Sentí cómo el alma de mi madre la abandonó y se subió por
mis piernas hasta introducirse a mi vagina e instalarse en mi vientre. El dolor
de un cólico intenso me tiró de la barca y quedé flotando sobre las aguas
mirando el cielo tupido de estrellas. Una luz blanca dispersó los puntitos del
cielo y aparecieron las figuras de mi padre y su hermana mayor entrelazadas,
fundiéndose en un acto carnal genéticamente prohibido. Él la penetraba con
fuerza por el ano cuando el sonido de un teléfono interrumpió los jadeos
adoloridos de mi tía. La voz de mi madre retumbó como un trueno y las aguas en
donde mi cuerpo reposaba se alebrestaron en un remolino que empezó a
succionarme.
«We are losing her»
oí decir a los paramédicos. Mi cuerpo giraba siguiendo las oscilaciones
circunscritas del agua. Estaba a punto de ser absorbida por esa especie de
laguna o río, cuando un bulto cayó del cielo y me golpeó la cabeza. Era como un
saco de box, pero en lugar de estar lleno de goma espuma, lo estaba de plumas
de ganso. Sentía cómo la sangre cubría mi rostro. Comencé a tener dificultad
para respirar, pero no quería abrir la boca para evitar que mis pulmones se
llenaran de agua. Percibí a mi madre moverse en mi vientre y al mismo tiempo mi
cuerpo se abría paso dentro de ella. Era el momento de nacer, pero algo me
estaba aplastando e impedía que regresara al remolino para salir por el canal
de parto que se encontraba al final de aquel espiral acuoso.
El canto de las ranas fue sustituido por un concierto de
truenos acompañados por luminosos relámpagos. Voces a lo lejos. Gritos. Abrí
los ojos y pude vislumbrar unas siluetas humanas cuyos contornos se difuminaban
con los colores rojizos de unas detonaciones de luz blanquecina. El silencio
llegó después de un tiempo que pareció infinito. No quería cerrar los ojos.
Sabía que si lo hacía moriría.
Cuando llegó la policía me dieron por muerta. El cuerpo de
mi amiga estaba sobre el mío con una veintena de orificios. «La dejaron como una coladora» oí que decía
uno de los polis. Saqué como pude mi brazo que estaba doblado incrustado entre
mis pechos y enterrado en la arena sobre montones de toritos. Agarré con fuerza
el tobillo del oficial que estaba a escasos centímetros de mi cabeza. Le metí
tal susto que no pudo dormir durante tres noches seguidas, al menos eso fue lo
que me dijo después, cuando me estaban interrogando en la comisaría.

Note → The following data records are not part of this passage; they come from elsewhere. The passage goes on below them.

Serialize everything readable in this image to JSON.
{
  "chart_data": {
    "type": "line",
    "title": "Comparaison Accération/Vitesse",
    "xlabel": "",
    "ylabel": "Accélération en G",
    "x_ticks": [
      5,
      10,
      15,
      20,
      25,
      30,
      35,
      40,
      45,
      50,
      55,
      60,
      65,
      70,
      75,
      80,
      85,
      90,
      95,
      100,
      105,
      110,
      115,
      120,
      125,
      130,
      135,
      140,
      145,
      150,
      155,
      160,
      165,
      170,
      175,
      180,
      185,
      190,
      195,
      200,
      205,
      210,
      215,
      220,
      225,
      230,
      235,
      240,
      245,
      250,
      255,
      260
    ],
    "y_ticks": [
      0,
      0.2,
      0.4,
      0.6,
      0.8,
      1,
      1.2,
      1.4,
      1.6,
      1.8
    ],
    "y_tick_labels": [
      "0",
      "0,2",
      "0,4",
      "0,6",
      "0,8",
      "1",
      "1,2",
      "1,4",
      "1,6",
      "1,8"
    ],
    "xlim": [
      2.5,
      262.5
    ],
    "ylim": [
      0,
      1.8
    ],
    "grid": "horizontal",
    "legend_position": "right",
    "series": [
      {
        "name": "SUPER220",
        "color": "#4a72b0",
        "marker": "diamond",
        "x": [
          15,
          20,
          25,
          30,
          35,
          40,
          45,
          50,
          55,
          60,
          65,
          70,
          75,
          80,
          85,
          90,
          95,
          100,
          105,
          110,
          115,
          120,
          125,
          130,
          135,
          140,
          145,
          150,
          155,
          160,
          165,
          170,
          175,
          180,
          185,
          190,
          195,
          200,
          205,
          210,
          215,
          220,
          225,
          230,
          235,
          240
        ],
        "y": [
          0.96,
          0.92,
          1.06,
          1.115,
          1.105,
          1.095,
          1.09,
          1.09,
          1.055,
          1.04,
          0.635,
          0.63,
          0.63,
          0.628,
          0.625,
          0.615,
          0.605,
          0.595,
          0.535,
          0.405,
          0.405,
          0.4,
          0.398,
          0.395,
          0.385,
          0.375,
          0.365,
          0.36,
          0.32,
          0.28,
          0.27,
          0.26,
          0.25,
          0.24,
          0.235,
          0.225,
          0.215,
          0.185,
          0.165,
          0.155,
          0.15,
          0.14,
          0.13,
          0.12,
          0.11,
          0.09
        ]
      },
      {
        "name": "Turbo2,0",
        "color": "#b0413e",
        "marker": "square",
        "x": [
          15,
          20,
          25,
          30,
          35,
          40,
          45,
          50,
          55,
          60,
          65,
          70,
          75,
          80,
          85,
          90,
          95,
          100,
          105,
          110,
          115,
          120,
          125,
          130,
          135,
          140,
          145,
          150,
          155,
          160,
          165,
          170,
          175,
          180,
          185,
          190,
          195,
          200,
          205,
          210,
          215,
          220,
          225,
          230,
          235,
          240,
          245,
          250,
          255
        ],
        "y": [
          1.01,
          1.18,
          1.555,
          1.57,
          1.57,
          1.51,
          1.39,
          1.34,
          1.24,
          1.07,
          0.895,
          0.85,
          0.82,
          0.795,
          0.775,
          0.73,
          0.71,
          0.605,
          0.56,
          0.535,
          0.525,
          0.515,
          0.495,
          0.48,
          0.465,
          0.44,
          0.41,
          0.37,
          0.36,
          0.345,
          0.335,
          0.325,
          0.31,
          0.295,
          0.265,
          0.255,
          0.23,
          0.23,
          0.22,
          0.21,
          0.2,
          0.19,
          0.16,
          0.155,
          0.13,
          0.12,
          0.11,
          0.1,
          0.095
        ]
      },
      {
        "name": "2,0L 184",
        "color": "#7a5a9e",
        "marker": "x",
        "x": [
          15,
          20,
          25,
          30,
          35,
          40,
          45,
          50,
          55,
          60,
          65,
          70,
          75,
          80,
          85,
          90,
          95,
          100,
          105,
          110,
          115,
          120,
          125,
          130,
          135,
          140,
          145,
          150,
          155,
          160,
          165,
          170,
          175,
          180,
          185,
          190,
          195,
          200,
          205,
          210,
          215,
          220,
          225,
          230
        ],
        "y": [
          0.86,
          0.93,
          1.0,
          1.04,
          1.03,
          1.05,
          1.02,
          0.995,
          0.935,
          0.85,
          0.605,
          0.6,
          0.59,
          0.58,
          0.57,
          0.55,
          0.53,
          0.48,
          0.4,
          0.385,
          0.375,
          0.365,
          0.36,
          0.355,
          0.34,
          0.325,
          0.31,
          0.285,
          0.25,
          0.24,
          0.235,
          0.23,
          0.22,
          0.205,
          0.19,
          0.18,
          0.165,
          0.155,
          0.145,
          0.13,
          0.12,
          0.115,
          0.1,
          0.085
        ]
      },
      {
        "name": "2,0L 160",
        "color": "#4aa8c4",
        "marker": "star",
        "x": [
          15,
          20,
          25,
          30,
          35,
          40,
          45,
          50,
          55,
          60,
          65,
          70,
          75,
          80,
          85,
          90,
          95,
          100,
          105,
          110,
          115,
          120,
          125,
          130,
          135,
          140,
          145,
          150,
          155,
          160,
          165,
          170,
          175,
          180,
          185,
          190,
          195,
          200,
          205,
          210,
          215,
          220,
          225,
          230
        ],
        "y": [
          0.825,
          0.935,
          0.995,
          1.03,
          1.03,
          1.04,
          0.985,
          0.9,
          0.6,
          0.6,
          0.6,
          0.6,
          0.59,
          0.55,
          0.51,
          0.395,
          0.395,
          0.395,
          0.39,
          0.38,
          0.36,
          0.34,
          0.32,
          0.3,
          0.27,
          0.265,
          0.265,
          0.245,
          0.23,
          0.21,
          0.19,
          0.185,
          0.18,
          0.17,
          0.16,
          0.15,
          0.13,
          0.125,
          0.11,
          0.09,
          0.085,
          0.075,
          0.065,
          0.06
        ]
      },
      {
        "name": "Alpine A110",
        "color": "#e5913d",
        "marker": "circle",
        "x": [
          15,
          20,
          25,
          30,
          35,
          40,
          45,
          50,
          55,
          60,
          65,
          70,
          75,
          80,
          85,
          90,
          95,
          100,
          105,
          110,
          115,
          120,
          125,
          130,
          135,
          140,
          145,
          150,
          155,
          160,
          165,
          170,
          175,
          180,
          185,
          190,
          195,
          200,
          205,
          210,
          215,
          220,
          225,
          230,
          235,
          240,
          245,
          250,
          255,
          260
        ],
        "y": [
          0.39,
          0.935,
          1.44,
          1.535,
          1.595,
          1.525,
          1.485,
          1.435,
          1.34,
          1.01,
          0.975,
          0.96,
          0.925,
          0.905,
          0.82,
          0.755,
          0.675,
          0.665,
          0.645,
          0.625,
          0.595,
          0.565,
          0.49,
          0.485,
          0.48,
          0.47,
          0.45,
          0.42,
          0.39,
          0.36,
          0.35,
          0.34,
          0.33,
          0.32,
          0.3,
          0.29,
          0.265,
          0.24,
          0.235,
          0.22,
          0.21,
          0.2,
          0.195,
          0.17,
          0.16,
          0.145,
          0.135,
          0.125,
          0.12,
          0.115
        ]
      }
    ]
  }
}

Fui la única sobreviviente de la masacre de aquel sábado de
gloria del dos mil doce. Los narcos del lado este del territorio mexicano, los
que venían de Monterrey, acribillaron a los pesados-pesados en un intento por
apoderarse de la jugosa plaza de Ciudad Juárez. Creyeron que eran los jefes los
que estaban esa noche en el rancho, sin imaginar que éramos solo un puñado de
mocosos adolescentes jugando a ser grandes. Unos drogándose, otros
emborrachándose y otras, metiéndose hongos alucinógenos para conocer las
respuestas del universo.
A raíz de ese suceso mis padres se perdieron aún más en la
religión. Mi papá seguía expiando la culpa de estar eternamente enamorado de su
hermana, mi mamá castigándose por haber deseado que yo nunca naciera, y yo,
prófuga de la muerte, continué con mi camino chamánico de autoconocimiento,
utilizando los hongos como pretexto para involucrarme en las bandas delictivas
tanto mexas como gringas pasando
información entre un bando y otro. Llevar a mi mente y cuerpo a estados de
consciencia plena se convirtió en mi mayor droga.
Ahora tengo fama de ser guardiana de la frontera. Hago ceremonias místicas donde combino diferentes tipos de hongos entre ellos los que crecen por esta región y son conocidos como Niños Santos. Después de que los grandes capos participan en estos rituales, organizo los encuentros entre los líderes para que se repartan plazas y arreglen desencuentros o rencillas. Nadie se mete conmigo y yo no me meto con nadie. Me respetan porque mi trabajo es solo mantener al territorio libre de violencia en pro de la ciudadanía. Ambos bandos delictivos de la frontera se alinean, los güeros y los frijoleros, porque saben que, si alguno de ellos llega a cagarla de alguna manera, el desierto, mis honguitos y yo nos encargamos de «ponerlos en cintura».